Lob der Pause (Teil 1)

Manchmal bin ich schon am Morgen müd…

Als ich kurz vor Weihnachten eine Kundin (Führungskraft in einem deutschen Konzern) zum Coaching traf, erzählte sie mit müdem Gesichtsausdruck: „Gestern habe ich von 8:00 Uhr bis 18:00 Uhr durchgehend virtuelle Meetings oder Telefonate gehabt und keine einzige Pause! Und das nicht zum ersten Mal.“ Und wenn internationale Zeitverschiebungen dazu kommen, können die ersten Sitzungen auch noch früher anfangen und die letzten sehr spät enden. Ich habe sie gefragt, warum sie das mit sich machen lasse. Darauf schaute sie mich erstaunt an, weil sie gar nicht darüber nachgedacht hatte, ob daran irgendetwas falsch sei.

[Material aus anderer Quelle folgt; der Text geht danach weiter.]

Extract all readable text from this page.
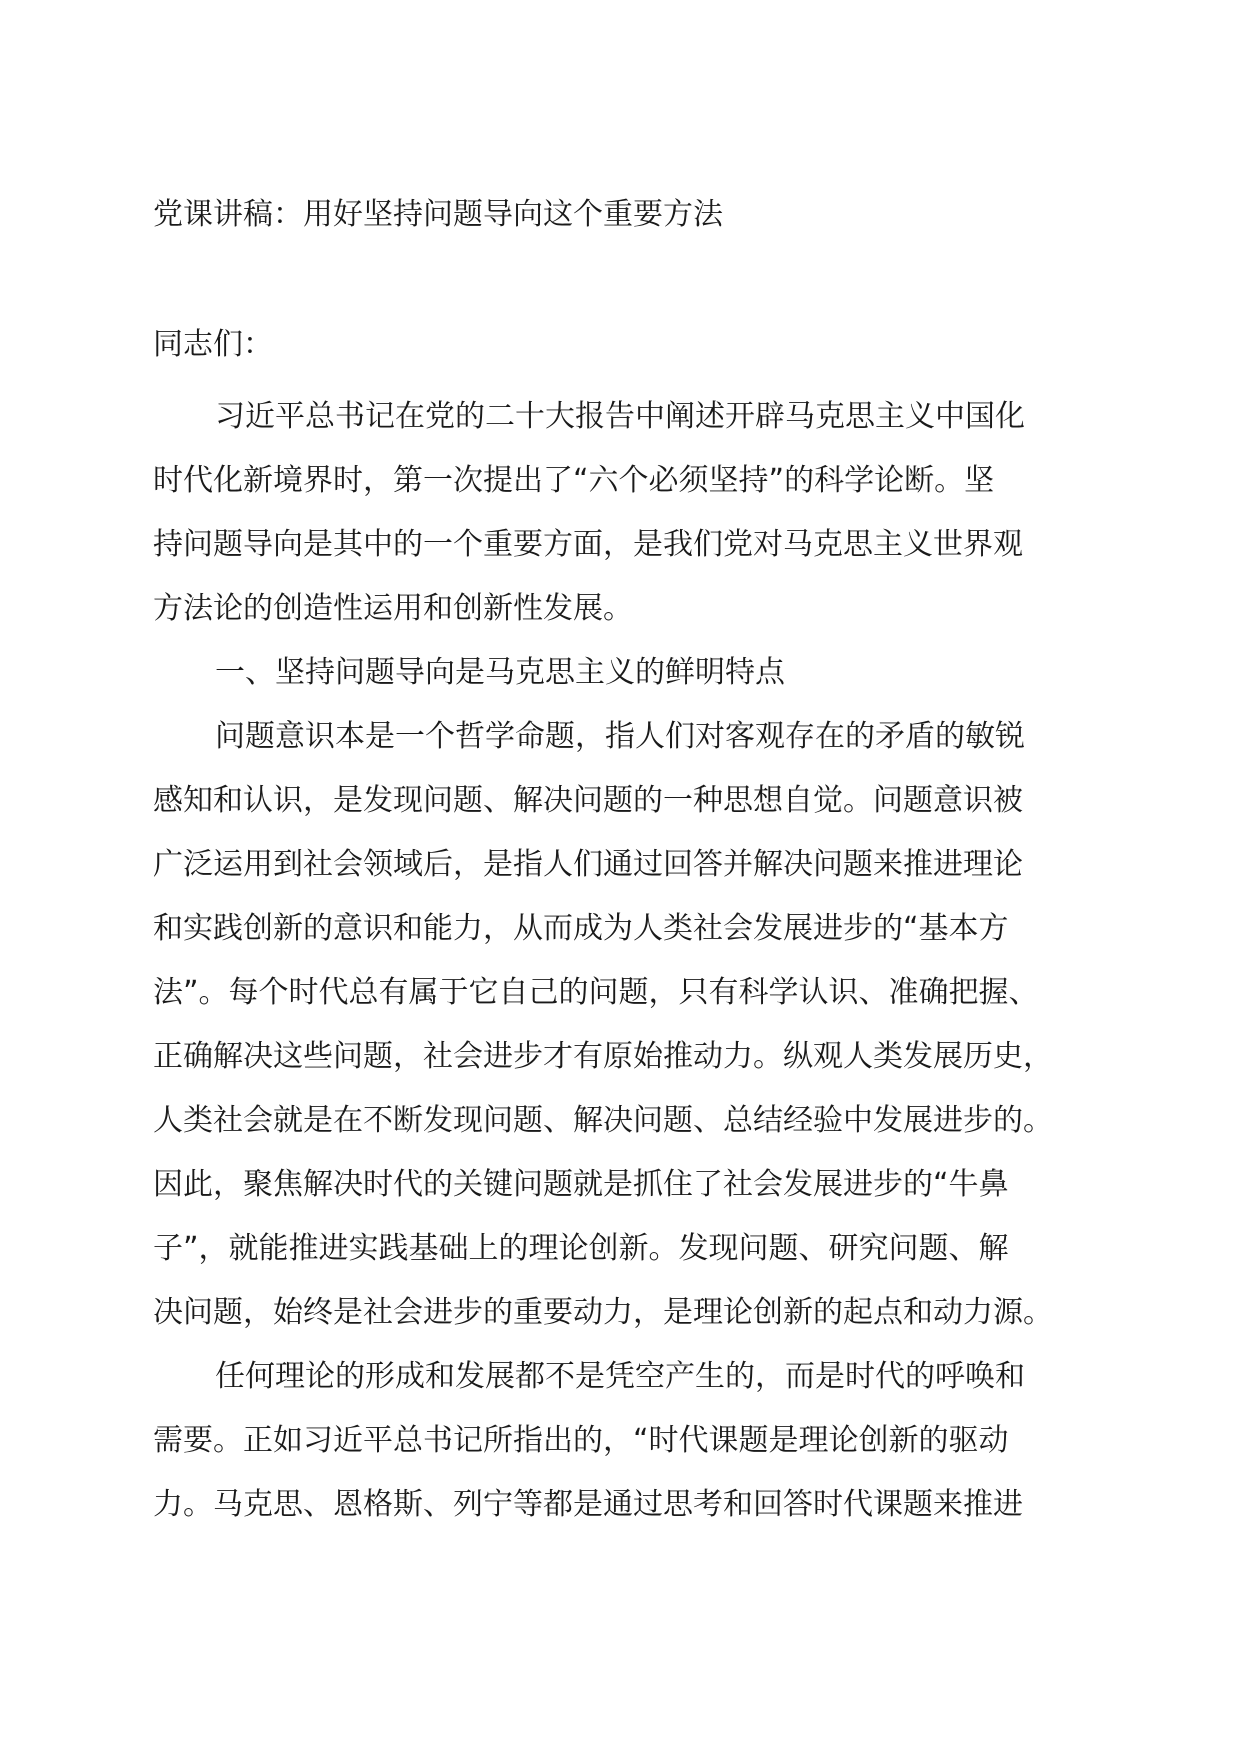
党课讲稿：用好坚持问题导向这个重要方法
同志们：
习近平总书记在党的二十大报告中阐述开辟马克思主义中国化
时代化新境界时，第一次提出了“六个必须坚持”的科学论断。坚
持问题导向是其中的一个重要方面，是我们党对马克思主义世界观
方法论的创造性运用和创新性发展。
一、坚持问题导向是马克思主义的鲜明特点
问题意识本是一个哲学命题，指人们对客观存在的矛盾的敏锐
感知和认识，是发现问题、解决问题的一种思想自觉。问题意识被
广泛运用到社会领域后，是指人们通过回答并解决问题来推进理论
和实践创新的意识和能力，从而成为人类社会发展进步的“基本方
法”。每个时代总有属于它自己的问题，只有科学认识、准确把握、
正确解决这些问题，社会进步才有原始推动力。纵观人类发展历史，
人类社会就是在不断发现问题、解决问题、总结经验中发展进步的。
因此，聚焦解决时代的关键问题就是抓住了社会发展进步的“牛鼻
子”，就能推进实践基础上的理论创新。发现问题、研究问题、解
决问题，始终是社会进步的重要动力，是理论创新的起点和动力源。
任何理论的形成和发展都不是凭空产生的，而是时代的呼唤和
需要。正如习近平总书记所指出的，“时代课题是理论创新的驱动
力。马克思、恩格斯、列宁等都是通过思考和回答时代课题来推进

Unser Meeting-Alltag hat sich verändert. Wenn Meetings früher in unterschiedlichen Räumen stattfanden, hatten wir wenigstens etwas Zeit, um uns zu bewegen, indem wir von einem Ort zum nächsten gingen. Wir hatten kleine aktive Pausen durch Gruppenarbeiten oder als Kaffeepause getarnt.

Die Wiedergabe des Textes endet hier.